I then send $00>$6000 $80>6001 $00>6002 $00>6003 and get

Code: Select all

array('B', [2, 5, 6, 0, 0, 0, 0, 0, 0, 0, 0, 0, 0, 0, 0, 0, 0, 0, 0, 0, 0, 0, 0, 0, 0, 0, 0, 0, 0, 0, 0, 0, 0, 0, 0, 0, 0, 0, 0, 0, 0, 0, 0, 0, 0, 0, 0, 0, 0, 0, 0, 0, 0, 0, 0, 0, 0, 0, 0, 0, 0, 0, 0, 0])

This doesn't align with my interpretation of the mapper registers.

I've tried various other values to the registers but cant trigger any of my other keywords. I'll write some code to brute force it...

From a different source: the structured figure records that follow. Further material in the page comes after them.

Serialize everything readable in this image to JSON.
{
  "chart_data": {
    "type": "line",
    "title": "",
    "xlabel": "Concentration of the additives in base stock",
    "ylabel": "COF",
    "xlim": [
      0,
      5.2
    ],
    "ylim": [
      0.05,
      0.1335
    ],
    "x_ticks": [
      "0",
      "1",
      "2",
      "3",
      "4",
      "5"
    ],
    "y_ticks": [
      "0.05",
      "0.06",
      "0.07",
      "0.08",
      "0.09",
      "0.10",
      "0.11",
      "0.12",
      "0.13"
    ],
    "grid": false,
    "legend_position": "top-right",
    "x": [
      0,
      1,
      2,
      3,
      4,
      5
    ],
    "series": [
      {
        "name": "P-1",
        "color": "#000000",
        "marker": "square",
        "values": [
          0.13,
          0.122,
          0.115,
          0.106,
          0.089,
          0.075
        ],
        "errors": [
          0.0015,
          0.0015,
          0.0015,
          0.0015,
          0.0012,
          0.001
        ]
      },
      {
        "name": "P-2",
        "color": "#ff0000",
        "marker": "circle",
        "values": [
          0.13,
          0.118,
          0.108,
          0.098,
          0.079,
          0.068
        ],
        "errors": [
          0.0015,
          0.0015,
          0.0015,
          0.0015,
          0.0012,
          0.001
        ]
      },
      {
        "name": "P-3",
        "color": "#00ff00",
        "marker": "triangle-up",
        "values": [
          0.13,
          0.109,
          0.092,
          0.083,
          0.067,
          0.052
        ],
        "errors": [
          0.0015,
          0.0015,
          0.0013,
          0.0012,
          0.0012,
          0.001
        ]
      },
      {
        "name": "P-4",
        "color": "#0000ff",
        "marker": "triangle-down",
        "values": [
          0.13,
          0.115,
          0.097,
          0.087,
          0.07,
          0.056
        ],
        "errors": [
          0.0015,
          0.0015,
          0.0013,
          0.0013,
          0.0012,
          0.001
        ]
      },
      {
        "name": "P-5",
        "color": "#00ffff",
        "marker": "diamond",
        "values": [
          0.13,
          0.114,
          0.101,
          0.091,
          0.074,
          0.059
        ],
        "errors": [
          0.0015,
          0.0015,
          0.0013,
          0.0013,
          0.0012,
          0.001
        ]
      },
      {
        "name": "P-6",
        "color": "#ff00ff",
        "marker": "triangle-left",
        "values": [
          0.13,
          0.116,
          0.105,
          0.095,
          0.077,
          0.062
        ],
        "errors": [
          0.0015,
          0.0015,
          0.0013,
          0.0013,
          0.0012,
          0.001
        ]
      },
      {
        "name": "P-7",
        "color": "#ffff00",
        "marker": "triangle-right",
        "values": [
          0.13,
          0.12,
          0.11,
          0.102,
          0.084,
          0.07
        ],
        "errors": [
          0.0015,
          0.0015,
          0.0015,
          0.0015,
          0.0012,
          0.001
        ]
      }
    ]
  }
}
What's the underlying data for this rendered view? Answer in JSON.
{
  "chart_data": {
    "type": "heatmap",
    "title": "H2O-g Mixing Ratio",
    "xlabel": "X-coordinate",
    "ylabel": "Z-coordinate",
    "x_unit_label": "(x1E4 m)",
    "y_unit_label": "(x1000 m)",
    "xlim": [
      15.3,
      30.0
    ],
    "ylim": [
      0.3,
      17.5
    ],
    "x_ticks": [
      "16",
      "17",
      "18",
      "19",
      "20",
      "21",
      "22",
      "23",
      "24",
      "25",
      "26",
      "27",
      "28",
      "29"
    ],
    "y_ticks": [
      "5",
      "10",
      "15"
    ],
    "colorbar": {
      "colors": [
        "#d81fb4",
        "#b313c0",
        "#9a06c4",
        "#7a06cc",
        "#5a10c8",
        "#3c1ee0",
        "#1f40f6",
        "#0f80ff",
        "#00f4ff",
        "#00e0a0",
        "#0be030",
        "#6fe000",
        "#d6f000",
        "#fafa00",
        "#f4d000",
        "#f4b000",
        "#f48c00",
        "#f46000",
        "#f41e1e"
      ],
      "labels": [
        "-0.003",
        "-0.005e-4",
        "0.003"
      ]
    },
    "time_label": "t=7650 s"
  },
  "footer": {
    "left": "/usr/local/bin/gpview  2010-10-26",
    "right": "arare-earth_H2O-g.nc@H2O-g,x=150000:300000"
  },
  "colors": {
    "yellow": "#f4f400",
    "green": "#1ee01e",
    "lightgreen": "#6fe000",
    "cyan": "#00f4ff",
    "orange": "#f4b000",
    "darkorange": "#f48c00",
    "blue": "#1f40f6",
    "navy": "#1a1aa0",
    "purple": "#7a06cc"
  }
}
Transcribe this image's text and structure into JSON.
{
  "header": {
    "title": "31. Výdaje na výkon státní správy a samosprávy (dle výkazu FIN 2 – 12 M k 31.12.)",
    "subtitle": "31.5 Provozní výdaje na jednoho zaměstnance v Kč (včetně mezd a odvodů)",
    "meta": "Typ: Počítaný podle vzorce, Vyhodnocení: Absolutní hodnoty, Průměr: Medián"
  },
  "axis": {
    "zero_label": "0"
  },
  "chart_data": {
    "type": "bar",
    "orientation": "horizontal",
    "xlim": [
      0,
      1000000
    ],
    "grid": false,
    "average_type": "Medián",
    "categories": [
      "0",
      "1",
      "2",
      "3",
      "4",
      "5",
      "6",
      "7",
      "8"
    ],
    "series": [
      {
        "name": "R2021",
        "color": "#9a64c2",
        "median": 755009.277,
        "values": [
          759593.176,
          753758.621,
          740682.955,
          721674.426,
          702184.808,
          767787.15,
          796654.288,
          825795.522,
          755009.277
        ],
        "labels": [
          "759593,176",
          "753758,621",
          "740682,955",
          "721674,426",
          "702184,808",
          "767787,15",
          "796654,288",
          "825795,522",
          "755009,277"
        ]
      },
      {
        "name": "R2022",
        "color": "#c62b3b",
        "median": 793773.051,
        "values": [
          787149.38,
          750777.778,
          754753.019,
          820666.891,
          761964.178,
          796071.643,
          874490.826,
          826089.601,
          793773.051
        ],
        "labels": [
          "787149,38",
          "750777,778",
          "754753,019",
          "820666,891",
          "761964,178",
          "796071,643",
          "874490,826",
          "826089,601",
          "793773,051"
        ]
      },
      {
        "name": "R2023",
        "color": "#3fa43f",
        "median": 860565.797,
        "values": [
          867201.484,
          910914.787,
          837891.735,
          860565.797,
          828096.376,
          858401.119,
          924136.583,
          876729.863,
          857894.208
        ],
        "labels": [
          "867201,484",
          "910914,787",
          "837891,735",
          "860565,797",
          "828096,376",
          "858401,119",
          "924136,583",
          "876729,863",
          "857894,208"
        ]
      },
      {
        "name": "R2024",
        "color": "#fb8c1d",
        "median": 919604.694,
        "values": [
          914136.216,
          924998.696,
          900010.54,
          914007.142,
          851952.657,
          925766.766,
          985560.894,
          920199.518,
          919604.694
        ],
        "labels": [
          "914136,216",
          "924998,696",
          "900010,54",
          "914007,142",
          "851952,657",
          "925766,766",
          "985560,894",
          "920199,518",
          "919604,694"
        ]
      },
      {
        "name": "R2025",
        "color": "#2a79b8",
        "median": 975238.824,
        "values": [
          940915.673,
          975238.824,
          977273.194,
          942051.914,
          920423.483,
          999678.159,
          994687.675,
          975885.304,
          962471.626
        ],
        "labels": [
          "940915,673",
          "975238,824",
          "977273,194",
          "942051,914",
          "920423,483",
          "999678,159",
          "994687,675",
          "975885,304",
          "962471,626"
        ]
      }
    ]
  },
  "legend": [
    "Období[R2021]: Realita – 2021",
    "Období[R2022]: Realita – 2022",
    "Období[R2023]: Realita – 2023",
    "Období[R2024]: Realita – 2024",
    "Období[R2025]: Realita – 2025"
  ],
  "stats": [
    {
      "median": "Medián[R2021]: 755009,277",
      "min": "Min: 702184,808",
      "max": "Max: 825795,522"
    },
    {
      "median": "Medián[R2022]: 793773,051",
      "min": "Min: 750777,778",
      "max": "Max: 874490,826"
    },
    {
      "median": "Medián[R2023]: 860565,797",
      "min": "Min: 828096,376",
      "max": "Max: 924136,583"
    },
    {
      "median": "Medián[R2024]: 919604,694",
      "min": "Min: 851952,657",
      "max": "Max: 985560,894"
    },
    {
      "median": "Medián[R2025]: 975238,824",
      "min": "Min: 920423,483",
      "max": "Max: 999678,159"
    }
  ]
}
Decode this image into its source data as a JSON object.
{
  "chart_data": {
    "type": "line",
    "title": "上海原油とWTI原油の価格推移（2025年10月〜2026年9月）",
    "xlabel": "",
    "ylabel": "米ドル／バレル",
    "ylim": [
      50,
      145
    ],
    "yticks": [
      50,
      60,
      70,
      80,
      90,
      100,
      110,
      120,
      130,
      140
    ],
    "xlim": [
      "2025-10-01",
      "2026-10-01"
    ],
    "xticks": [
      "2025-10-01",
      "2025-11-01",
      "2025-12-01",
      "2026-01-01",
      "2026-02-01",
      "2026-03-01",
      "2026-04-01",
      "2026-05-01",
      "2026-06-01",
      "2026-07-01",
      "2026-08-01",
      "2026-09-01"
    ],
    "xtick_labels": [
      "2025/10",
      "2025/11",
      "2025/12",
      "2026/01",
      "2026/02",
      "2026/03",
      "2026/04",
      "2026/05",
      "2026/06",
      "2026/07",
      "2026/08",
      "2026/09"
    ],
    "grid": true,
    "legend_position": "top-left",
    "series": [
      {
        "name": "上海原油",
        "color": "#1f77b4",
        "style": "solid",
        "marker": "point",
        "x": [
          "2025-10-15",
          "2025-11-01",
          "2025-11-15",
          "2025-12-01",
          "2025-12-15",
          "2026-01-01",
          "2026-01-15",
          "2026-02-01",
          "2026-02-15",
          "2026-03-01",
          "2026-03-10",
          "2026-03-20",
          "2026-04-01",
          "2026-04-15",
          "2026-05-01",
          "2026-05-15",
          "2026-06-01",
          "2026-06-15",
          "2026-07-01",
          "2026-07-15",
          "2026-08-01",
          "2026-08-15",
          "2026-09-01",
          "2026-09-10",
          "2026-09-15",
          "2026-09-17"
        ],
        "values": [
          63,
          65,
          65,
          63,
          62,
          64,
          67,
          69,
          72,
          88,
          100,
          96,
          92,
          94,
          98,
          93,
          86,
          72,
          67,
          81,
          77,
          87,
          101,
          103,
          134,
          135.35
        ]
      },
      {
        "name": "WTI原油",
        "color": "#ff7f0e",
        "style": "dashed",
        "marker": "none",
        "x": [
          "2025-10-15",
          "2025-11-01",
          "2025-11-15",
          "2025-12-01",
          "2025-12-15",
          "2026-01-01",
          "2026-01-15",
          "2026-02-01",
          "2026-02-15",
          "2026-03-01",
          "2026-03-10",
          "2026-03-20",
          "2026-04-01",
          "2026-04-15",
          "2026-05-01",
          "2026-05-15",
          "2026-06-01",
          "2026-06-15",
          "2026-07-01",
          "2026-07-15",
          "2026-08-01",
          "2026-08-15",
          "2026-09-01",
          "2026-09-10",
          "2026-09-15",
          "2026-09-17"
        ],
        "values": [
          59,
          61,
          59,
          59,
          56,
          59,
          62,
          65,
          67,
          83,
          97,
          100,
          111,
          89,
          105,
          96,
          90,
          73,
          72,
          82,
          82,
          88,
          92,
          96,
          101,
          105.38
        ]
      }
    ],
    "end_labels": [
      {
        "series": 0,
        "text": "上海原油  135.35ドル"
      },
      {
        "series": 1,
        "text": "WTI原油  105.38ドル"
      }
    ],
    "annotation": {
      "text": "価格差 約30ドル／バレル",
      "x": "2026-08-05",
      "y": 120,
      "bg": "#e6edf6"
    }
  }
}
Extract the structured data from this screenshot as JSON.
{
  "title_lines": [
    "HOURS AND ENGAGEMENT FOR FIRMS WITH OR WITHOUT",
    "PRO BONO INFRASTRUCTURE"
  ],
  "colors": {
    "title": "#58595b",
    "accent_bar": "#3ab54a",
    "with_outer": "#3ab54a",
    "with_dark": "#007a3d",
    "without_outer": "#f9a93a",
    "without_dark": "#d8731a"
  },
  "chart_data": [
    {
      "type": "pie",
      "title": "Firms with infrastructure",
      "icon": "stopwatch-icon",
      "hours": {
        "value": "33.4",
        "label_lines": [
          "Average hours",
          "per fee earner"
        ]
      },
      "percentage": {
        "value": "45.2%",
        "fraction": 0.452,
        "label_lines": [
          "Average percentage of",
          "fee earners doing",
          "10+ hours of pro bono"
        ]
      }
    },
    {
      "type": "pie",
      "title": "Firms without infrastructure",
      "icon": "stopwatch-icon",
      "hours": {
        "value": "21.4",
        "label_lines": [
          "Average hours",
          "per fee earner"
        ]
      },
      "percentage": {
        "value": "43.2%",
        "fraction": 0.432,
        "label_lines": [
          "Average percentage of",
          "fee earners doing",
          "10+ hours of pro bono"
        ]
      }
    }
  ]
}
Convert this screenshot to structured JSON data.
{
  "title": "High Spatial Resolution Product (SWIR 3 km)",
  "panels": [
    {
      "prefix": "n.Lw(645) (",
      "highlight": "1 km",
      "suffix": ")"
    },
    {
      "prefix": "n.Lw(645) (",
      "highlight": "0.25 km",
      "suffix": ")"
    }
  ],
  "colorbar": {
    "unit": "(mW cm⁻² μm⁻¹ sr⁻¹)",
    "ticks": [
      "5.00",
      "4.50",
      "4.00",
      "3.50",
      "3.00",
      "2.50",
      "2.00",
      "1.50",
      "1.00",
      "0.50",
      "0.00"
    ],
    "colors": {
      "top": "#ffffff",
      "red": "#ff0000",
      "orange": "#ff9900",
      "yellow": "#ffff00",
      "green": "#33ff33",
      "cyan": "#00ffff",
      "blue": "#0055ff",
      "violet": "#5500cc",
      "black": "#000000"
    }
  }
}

Does this make sense to anyone?

Edit:

Brute Force Results for 128k mapping:

First byte is $6000, second is $6001

Code: Select all

Match 0x40 0x80
Match 0x48 0x80
Match 0xc0 0x80
Match 0xc8 0x80
Match 0x40 0x81
Match 0x48 0x81
Match 0xc0 0x81
Match 0xc8 0x81
Match 0x40 0x82
Match 0x48 0x82
Match 0xc0 0x82
Match 0xc8 0x82
Match 0x40 0x83
Match 0x48 0x83
Match 0xc0 0x83
Match 0xc8 0x83

bits 0&1 of $6001 are 'dont care' which leaves us with:

Code: Select all

Match 0x40 0x80
Match 0x48 0x80
Match 0xc0 0x80
Match 0xc8 0x80

bit 3&7 of $6000 is also dont care so we get:

Code: Select all

Match 0x40 0x80

[lidnariq]

Looks like the interpretation of GHI is wrong, given the numbers you found.

It's totally possible I made a mistake when I was reinterpreting FCEUX's source ... unless you're already testing that too.